Nous avons inclus un total de neuf ECR (981 participants) dans cette revue de la littérature. Cinq études ont été réalisées en Europe et quatre en Amérique du Nord. Les échantillons variaient de 33 à 351. L'âge moyen dans les essais variait entre 32,0 et 43,7 ans.
Toutes les études incluses ont été considérées comme présentant un risque élevé de biais de performance et un risque élevé de biais de détection en raison du manque de mise en aveugle. Quatre des neuf études présentaient au moins une source supplémentaire de possibilité de biais.

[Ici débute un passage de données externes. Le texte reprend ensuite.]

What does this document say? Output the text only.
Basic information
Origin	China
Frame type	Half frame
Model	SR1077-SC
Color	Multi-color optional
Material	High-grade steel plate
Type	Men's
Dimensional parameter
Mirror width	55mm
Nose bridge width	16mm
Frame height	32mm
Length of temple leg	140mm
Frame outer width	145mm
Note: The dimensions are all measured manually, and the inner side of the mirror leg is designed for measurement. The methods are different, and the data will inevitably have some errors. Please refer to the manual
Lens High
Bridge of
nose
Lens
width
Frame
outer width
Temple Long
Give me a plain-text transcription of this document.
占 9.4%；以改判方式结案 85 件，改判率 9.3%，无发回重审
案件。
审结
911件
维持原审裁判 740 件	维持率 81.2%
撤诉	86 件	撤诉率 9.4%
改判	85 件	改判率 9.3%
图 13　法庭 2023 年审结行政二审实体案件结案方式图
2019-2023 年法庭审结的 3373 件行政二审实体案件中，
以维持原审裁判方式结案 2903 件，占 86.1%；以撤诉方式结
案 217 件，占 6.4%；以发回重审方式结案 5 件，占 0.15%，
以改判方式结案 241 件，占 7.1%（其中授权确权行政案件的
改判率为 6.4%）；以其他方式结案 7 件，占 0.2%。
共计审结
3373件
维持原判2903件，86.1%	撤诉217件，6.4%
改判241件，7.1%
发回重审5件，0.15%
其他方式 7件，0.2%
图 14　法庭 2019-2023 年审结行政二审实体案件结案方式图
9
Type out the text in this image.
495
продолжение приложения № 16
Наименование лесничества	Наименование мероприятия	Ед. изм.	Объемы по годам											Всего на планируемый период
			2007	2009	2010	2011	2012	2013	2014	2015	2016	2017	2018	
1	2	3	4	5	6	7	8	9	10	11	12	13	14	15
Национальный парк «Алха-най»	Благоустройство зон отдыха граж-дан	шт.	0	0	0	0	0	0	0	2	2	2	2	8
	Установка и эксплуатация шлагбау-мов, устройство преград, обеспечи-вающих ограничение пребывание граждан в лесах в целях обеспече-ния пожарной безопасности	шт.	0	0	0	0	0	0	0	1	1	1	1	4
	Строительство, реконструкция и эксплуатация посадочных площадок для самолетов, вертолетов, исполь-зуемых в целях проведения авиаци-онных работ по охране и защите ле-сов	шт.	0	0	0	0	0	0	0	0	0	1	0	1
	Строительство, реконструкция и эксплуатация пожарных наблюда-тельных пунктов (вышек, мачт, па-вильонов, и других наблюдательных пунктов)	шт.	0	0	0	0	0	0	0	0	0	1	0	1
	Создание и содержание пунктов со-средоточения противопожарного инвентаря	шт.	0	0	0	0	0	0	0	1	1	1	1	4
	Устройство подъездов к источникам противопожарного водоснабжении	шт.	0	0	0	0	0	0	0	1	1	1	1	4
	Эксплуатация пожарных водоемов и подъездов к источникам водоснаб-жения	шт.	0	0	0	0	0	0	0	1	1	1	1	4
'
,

Pour les comparaisons des programmes MBR aux soins habituels pour la lombalgie subaiguë, les patients recevant le programme MBR présentaient moins de douleur (quatre études totalisant 336 participants; DMS de -0,46, IC à 95% -0,70 à -0,21, preuves de qualité modérée en raison du risque de biais) et moins d'incapacité fonctionnelle (trois études totalisant 240 participants; DMS de -0,44, IC à 95% -0,87 à -0,01, preuves de qualité médiocre en raison du risque de biais et de cohérence), ainsi qu'à une augmentation de la probabilité de retour au travail (trois études totalisant 170 participants; OR 3,19, IC à 95% 1,46 à 6,98, preuves de qualité très médiocre en raison de graves risques de biais et d'imprécisions) et moins de jours de congé de maladie (deux études avec 210 participants; DMS de -0,38, IC à 95% -0,66 à -0,10, preuves de qualité médiocre en raison du risque de biais et de l'imprécision) lors du suivi à 12 mois. Les tailles d'effet pour la douleur et l'incapacité étaient faibles en termes de signification clinique, tandis que les effets pour les variables liées au travail étaient modérés.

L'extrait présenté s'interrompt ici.